Except for a section of the textile industry, this industrial revolution took place in Wallonia, not in Flanders, which had been economically, socially and politically decadent under the Ancien Regime, and was to remain in a state of extreme social and political decadence throughout a century of industrialization. A second bourgeois revolution exploded in 1789 in Liège and Brabant, simultaneously with the French revolution. In social and economic circumstances that were now profoundly different from those of 1560, its victory was complete.

At first dominated by individual entrepreneurs and family concerns, the industrial revolution saw the formation of a wave of joint-stock companies in the decade 1825–35. Their growth was vigorously supported, indeed stimulated, by the first great modern bank founded in Belgium, La Société Générale. This was from the beginning a mixed bank, that is both a deposit and an investment bank, owning important holdings in innumerable industrial, financial, commercial and transport concerns. Belgium is thus the birthplace of finance capital in the Marxist sense: banking capital which flows into industry, substitutes shares for credit, and exercises close control over company management. Belgian finance capital acquired a dominant position in the economy of the country half a century before the same phenomenon occurred in Germany, France, U.S.A., Italy and elsewhere.

It is thus not surprising that Belgium was the first country on the continent of Europe to start building railways.
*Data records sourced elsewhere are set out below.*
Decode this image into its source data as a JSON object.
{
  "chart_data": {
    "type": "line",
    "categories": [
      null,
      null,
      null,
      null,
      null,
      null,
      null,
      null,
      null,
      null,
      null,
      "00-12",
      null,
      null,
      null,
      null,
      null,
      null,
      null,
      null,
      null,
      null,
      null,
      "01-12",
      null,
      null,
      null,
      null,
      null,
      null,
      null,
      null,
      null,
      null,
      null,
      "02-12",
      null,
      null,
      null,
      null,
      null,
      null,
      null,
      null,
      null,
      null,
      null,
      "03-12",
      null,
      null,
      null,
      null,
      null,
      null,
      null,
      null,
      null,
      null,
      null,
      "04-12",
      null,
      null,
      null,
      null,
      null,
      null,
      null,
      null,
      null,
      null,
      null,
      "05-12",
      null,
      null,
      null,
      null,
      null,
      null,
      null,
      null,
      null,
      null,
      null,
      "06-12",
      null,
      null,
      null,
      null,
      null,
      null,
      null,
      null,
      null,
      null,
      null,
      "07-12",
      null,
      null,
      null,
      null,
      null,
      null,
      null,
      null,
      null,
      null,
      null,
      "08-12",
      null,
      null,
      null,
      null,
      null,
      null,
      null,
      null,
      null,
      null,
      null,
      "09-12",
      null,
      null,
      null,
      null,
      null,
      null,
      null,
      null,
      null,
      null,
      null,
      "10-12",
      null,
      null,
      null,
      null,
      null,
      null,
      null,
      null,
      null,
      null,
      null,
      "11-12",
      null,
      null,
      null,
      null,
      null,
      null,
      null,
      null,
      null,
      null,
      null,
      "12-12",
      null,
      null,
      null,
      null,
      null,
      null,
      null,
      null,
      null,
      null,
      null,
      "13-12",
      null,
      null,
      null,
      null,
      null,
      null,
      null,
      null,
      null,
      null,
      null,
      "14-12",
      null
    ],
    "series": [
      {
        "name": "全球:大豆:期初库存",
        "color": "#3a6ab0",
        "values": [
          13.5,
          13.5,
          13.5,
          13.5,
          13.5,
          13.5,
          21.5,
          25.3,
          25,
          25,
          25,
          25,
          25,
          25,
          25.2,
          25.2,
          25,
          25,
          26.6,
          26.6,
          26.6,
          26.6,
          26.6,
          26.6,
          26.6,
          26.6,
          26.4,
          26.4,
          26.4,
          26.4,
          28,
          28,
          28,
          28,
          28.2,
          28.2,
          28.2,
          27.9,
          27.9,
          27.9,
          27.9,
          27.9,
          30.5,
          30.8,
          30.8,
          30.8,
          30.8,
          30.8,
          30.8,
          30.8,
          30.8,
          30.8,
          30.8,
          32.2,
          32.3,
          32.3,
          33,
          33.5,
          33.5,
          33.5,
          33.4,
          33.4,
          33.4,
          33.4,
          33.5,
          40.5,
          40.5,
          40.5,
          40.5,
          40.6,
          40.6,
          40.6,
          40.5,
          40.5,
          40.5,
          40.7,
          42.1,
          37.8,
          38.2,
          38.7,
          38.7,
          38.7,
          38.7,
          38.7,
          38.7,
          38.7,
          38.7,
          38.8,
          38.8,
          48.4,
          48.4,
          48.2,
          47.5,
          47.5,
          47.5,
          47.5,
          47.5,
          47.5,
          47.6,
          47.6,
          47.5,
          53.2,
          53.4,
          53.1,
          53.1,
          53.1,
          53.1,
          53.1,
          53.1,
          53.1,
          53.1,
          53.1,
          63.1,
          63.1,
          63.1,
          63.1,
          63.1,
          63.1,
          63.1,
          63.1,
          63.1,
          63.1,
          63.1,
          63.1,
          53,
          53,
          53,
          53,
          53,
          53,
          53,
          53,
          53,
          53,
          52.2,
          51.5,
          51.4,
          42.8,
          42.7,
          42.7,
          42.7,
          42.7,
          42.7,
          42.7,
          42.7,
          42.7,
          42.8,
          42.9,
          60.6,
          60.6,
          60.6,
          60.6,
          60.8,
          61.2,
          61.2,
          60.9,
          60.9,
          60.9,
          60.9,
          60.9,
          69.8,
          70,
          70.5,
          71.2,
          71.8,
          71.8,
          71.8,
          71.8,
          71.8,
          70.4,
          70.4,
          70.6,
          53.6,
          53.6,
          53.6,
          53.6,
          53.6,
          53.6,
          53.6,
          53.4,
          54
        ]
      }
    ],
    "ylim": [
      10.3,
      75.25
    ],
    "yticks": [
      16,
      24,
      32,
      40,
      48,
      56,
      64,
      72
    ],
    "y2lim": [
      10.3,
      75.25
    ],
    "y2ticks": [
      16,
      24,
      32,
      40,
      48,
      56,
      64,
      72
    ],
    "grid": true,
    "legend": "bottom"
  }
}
The rapid growth of the Belgian metallurgical industry was closely connected with the development of the railway. Once Belgium itself had constructed the densest track system in the world, the metallurgical industry and newly important rolling-stock plant had to find orders elsewhere. The result was that Belgian capital began very early to be exported on a massive scale.

Belgian companies financed and built railways in Poland, Russia, Spain, Egypt, Mexico, and South America. They even built them in China, as well as, of course, in the Congo. Tramways, water-mains and power-stations followed. Belgian metallurgy created the metallurgical industries of Russia and Brazil. Whereas English and French overseas investment went mainly into government stock and public services, Belgian investments were much more varied and tended to gravitate fairly early into the creation of foreign industries. The conquest of the Congo, which had been originally a private venture of King Leopold II, but was later taken over by Belgium—or more precisely by the Société Générale de Belgique, which still controls 75% of invested capital there—completed the traditional structure of Belgian capitalism. For a brief period the colony was devoted to exploiting natural rubber. But soon there was a switch to mining, and the economy of the Congo became entirely centred on the production of copper, tin and later uranium (Union Minière), diamonds (Forminière, Beceka) and gold (Kilo-Moto). Railways and power stations were built to provide an export infrastructure for these minerals. Meanwhile, in Belgium itself the valorization of the Congo led to the development of highly prosperous transformer industries (nonferrous metallurgy and diamond industries).